Kamis, 06 Desember 2018

Bayang-Prolog


Prolog

Begitu banyak orang yang menganggap rumah sebagai tempatnya pulang. Tempat dimana kehangatan dan kebahagiaan itu ada juga selalu menunggu. Selalu bangga mengatakan rumahku surgaku.

Nyatanya, aku bukan termasuk di dalam golongan orang-orang itu.

Dan sadar bahwa hanya ada kemustahilan dan angan bagiku akan keluarga sehangat film tv.

Entah sedari kapan aku merasakan ketegangan berlebih pada keadaan dimana Ayah, Ibu dan Kakak laki-lakiku berada di tempat yang sama. Batinku berteriak ‘jangan’, tangan gatal ingin menutup telinga rapat-rapat, kaki tidak tahan untuk segera pergi, seluruh anggota tubuh menolak untuk tinggal, terlalu takut jika seluruh kecemasan yang menghantui terjadi, hingga tanpa sadar menghela nafas panjang yang telah aku tahan sedari lama, saat salah satu dari mereka pergi.

Bukan, bukan berkumpul dengan keluarga yang aku benci, namun, interaksi yang terjadi ketika kami bersama. Kalimat yang diucapkan tidak pernah mengandung amarah, tapi lebih dari itu, sebuah sindiran. Nada dalam berbicara yang semakin naik seoktaf demi seoktaf. Lalu akan diakhiri candaan yang dijawab dengan ketus. Aku tidak tau mana yang lebih buruk, memiliki tapi sebatas angan, ataukah berwujud tapi tak pernah memiliki, ah, bagiku sama saja.

Bagi banyak orang, berkumpul sekeluarga adalah kesempatan satu kali seumur hidup, harus selalu dipertahankan, harus selalu diusahakan. Bagiku moment seperti itu adalah akhir segalanya, keadaan yang perlahan-lahan membunuh. Ancaman serius yang membuatku mengeluarkan tameng baja. Moment langka yang kuharap semakin langka, meskipun keinginan terbesarku adalah berkumpul bersama, utuh sekeluarga tanpa ada ketegangan samar yang menyelimuti, bercengkrama seperti seluruh gambar kebahagiaan yang terlihat di TV. Ya, sebahagia itu.

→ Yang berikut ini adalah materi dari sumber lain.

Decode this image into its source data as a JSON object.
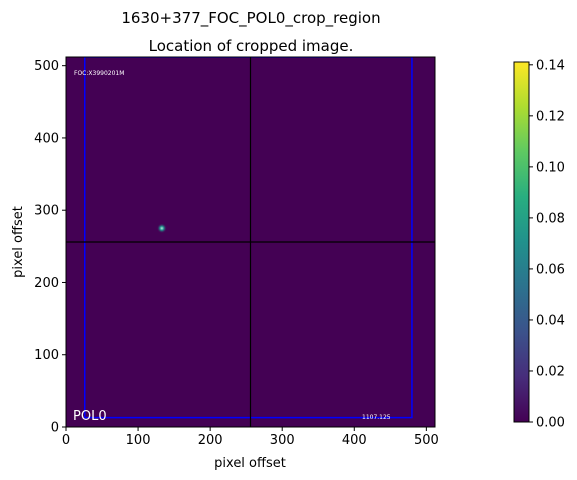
{
  "chart_data": {
    "type": "heatmap",
    "title": "1630+377_FOC_POL0_crop_region",
    "subtitle": "Location of cropped image.",
    "xlabel": "pixel offset",
    "ylabel": "pixel offset",
    "xlim": [
      0,
      512
    ],
    "ylim": [
      0,
      512
    ],
    "x_ticks": [
      0,
      100,
      200,
      300,
      400,
      500
    ],
    "y_ticks": [
      0,
      100,
      200,
      300,
      400,
      500
    ],
    "colormap": "viridis",
    "background_color": "#440154",
    "colorbar": {
      "min": 0.0,
      "max": 0.1411,
      "ticks": [
        "0.00",
        "0.02",
        "0.04",
        "0.06",
        "0.08",
        "0.10",
        "0.12",
        "0.14"
      ]
    },
    "crosshair": {
      "x": 256,
      "y": 256,
      "color": "#000000"
    },
    "crop_rectangle": {
      "x0": 26,
      "y0": 13,
      "x1": 480,
      "y1": 512,
      "color": "#0000ff"
    },
    "point_source": {
      "x": 133,
      "y": 275,
      "peak": 0.14
    },
    "annotations": {
      "top_left": "FOC:X3990201M",
      "bottom_left": "POL0",
      "bottom_right": "1107.125"
    }
  }
}
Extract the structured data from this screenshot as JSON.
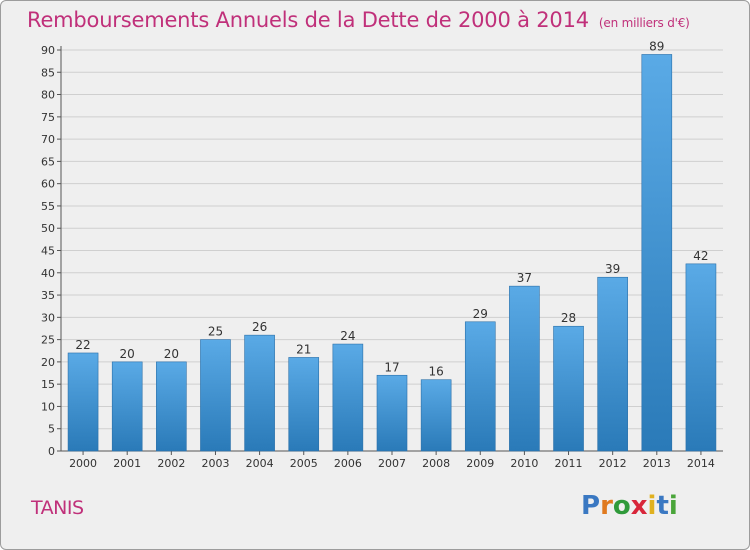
{
  "title": "Remboursements Annuels de la Dette de 2000 à 2014",
  "unit_note": "(en milliers d'€)",
  "commune": "TANIS",
  "logo": {
    "letters": [
      "P",
      "r",
      "o",
      "x",
      "i",
      "t",
      "i"
    ],
    "colors": [
      "#3a78c2",
      "#e07a1f",
      "#2f9a3a",
      "#d8263a",
      "#e0b11f",
      "#3a78c2",
      "#4aa53a"
    ]
  },
  "colors": {
    "bar_light": "#5aaae6",
    "bar_dark": "#2a7ab8",
    "title": "#c0307a",
    "grid": "#cfcfcf"
  },
  "chart_data": {
    "type": "bar",
    "categories": [
      "2000",
      "2001",
      "2002",
      "2003",
      "2004",
      "2005",
      "2006",
      "2007",
      "2008",
      "2009",
      "2010",
      "2011",
      "2012",
      "2013",
      "2014"
    ],
    "values": [
      22,
      20,
      20,
      25,
      26,
      21,
      24,
      17,
      16,
      29,
      37,
      28,
      39,
      89,
      42
    ],
    "ylim": [
      0,
      90
    ],
    "yticks": [
      0,
      5,
      10,
      15,
      20,
      25,
      30,
      35,
      40,
      45,
      50,
      55,
      60,
      65,
      70,
      75,
      80,
      85,
      90
    ],
    "grid": true,
    "data_labels": true
  }
}
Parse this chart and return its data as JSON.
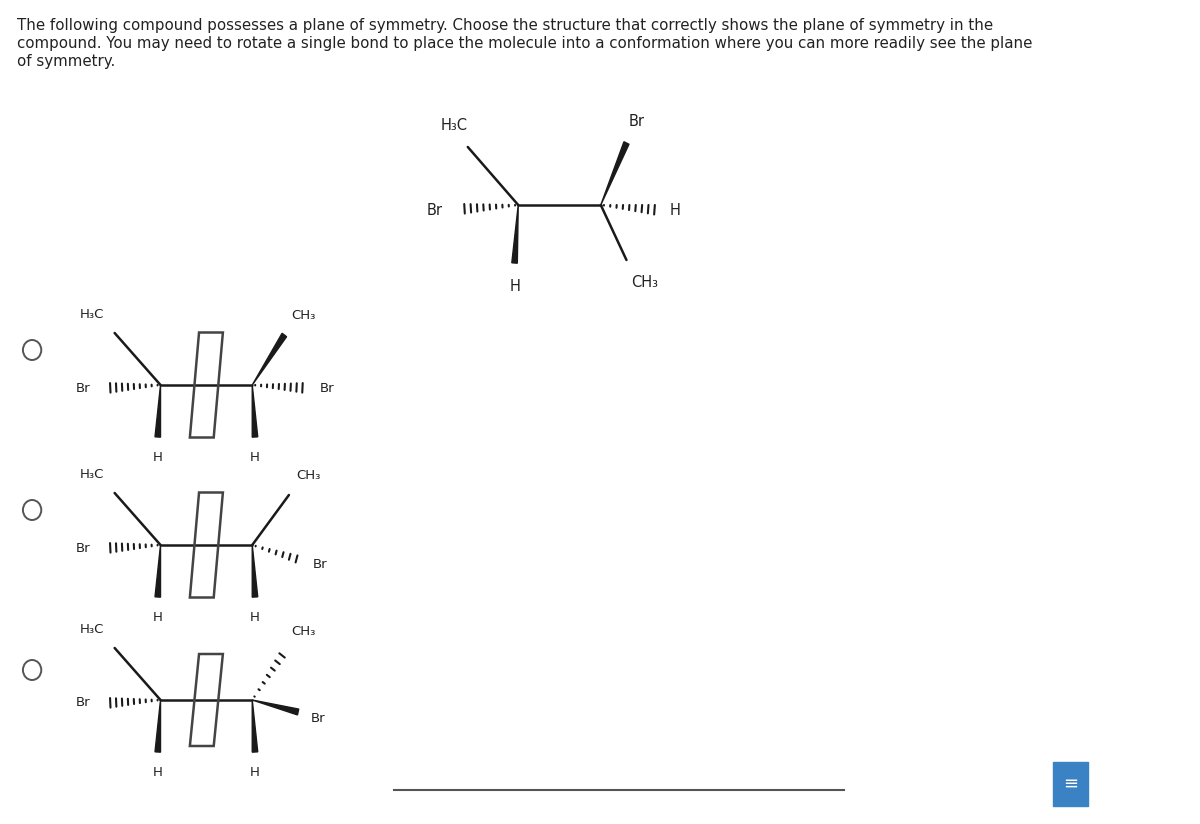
{
  "title_line1": "The following compound possesses a plane of symmetry. Choose the structure that correctly shows the plane of symmetry in the",
  "title_line2": "compound. You may need to rotate a single bond to place the molecule into a conformation where you can more readily see the plane",
  "title_line3": "of symmetry.",
  "bg_color": "#ffffff",
  "text_color": "#222222",
  "mol_color": "#1a1a1a",
  "font_size_title": 10.8,
  "font_size_atom": 9.5,
  "font_size_atom_top": 10.5
}
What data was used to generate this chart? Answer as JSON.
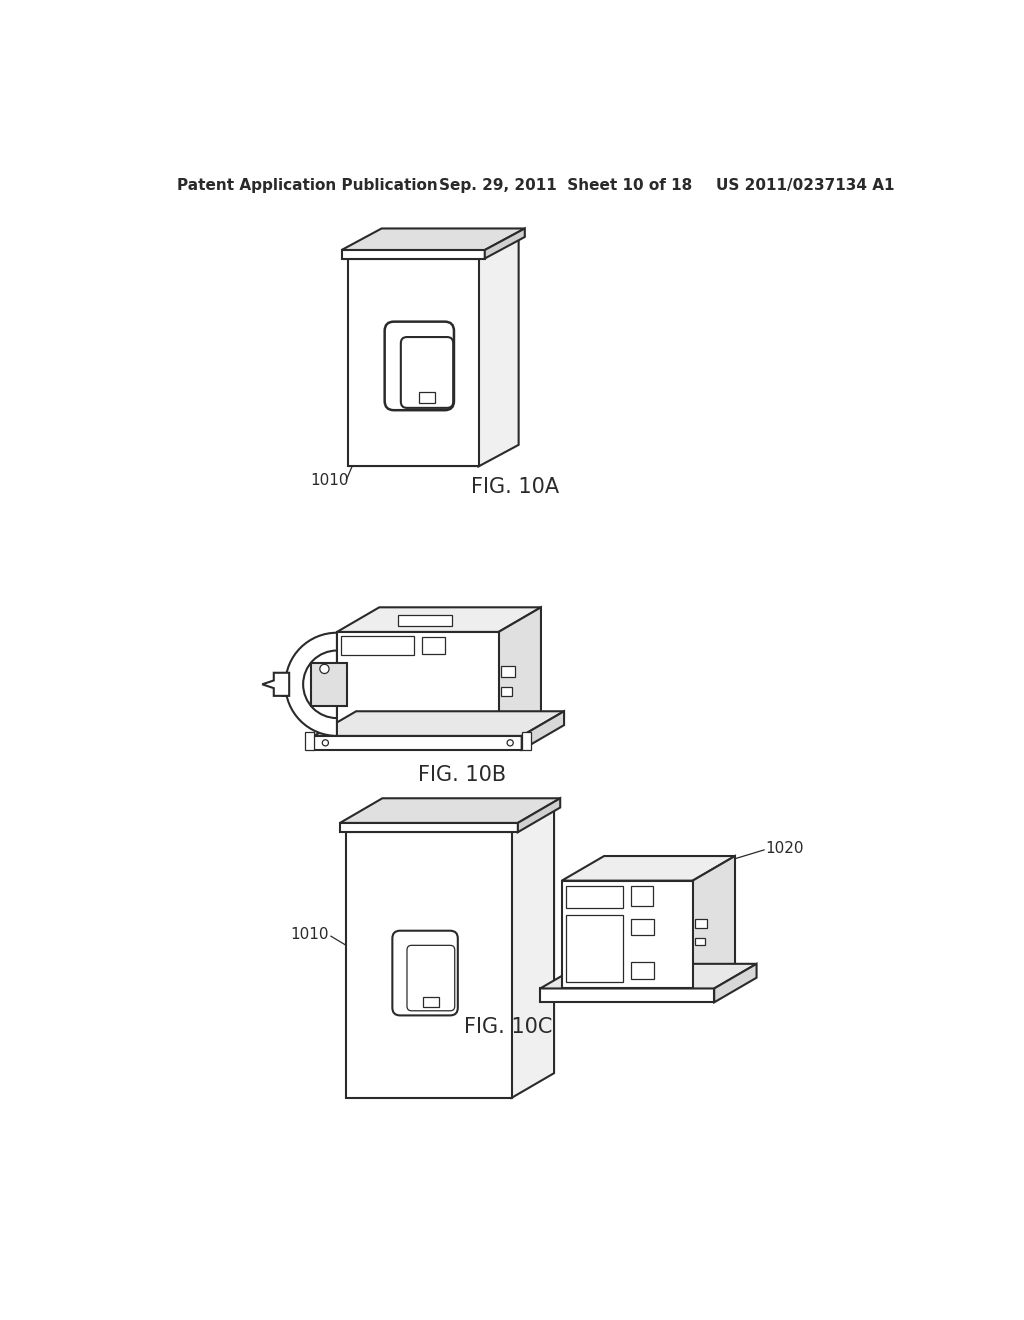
{
  "background_color": "#ffffff",
  "header_left": "Patent Application Publication",
  "header_center": "Sep. 29, 2011  Sheet 10 of 18",
  "header_right": "US 2011/0237134 A1",
  "line_color": "#2a2a2a",
  "line_width": 1.5,
  "thin_lw": 0.9,
  "fig_label_fontsize": 15,
  "ref_fontsize": 11,
  "header_fontsize": 11
}
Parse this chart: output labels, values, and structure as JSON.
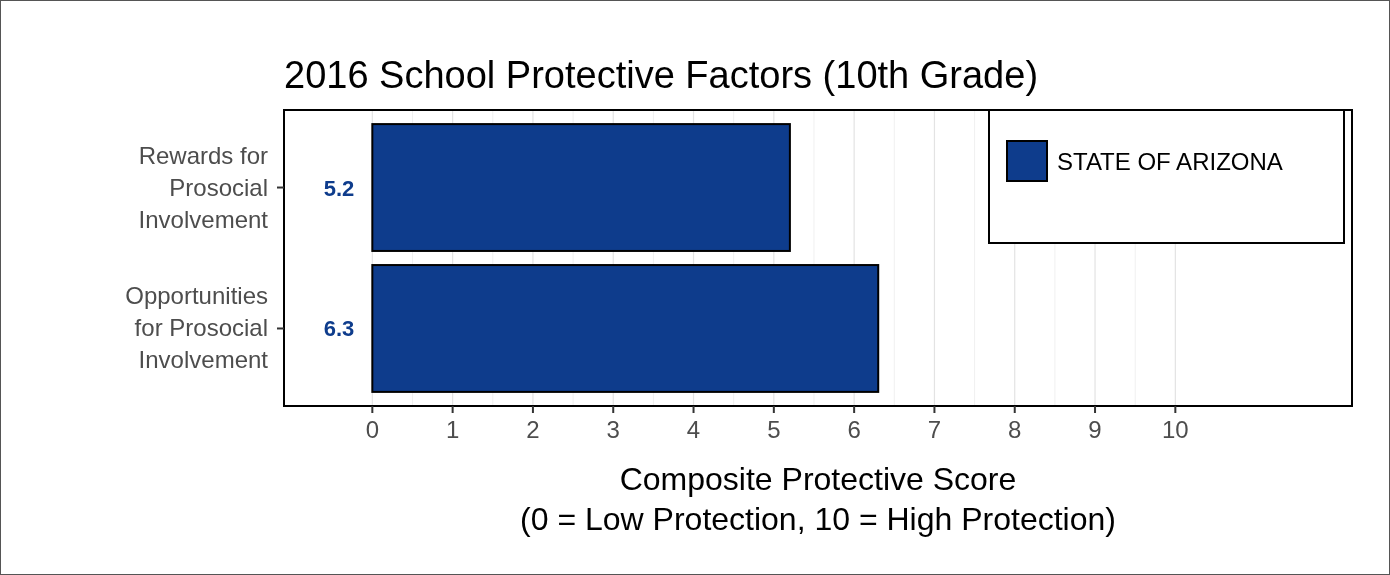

Tidak pernah ada yang sanggup berkata baik-baik saja ketika yang terjadi sebaliknya. Bahkan ketika semakin sadar ada sesuatu yang hilang. Ada sebuah gertakan tak kasat mata. Ada kekhawatiran juga kecemasan yang tak begitu jelas menakuti benakku.

Aku tak dapat pergi, seakan ada bom meledak sedikit saja wajah berpaling.

Aku tak mungkin beranjak, ketika harapan terbesarku akan kehangatan keluarga muncul setitik diantara suasana tegang yang selalu hadir saat kami mewujudkan keberadaan dalam satu ruang dan waktu yang sama.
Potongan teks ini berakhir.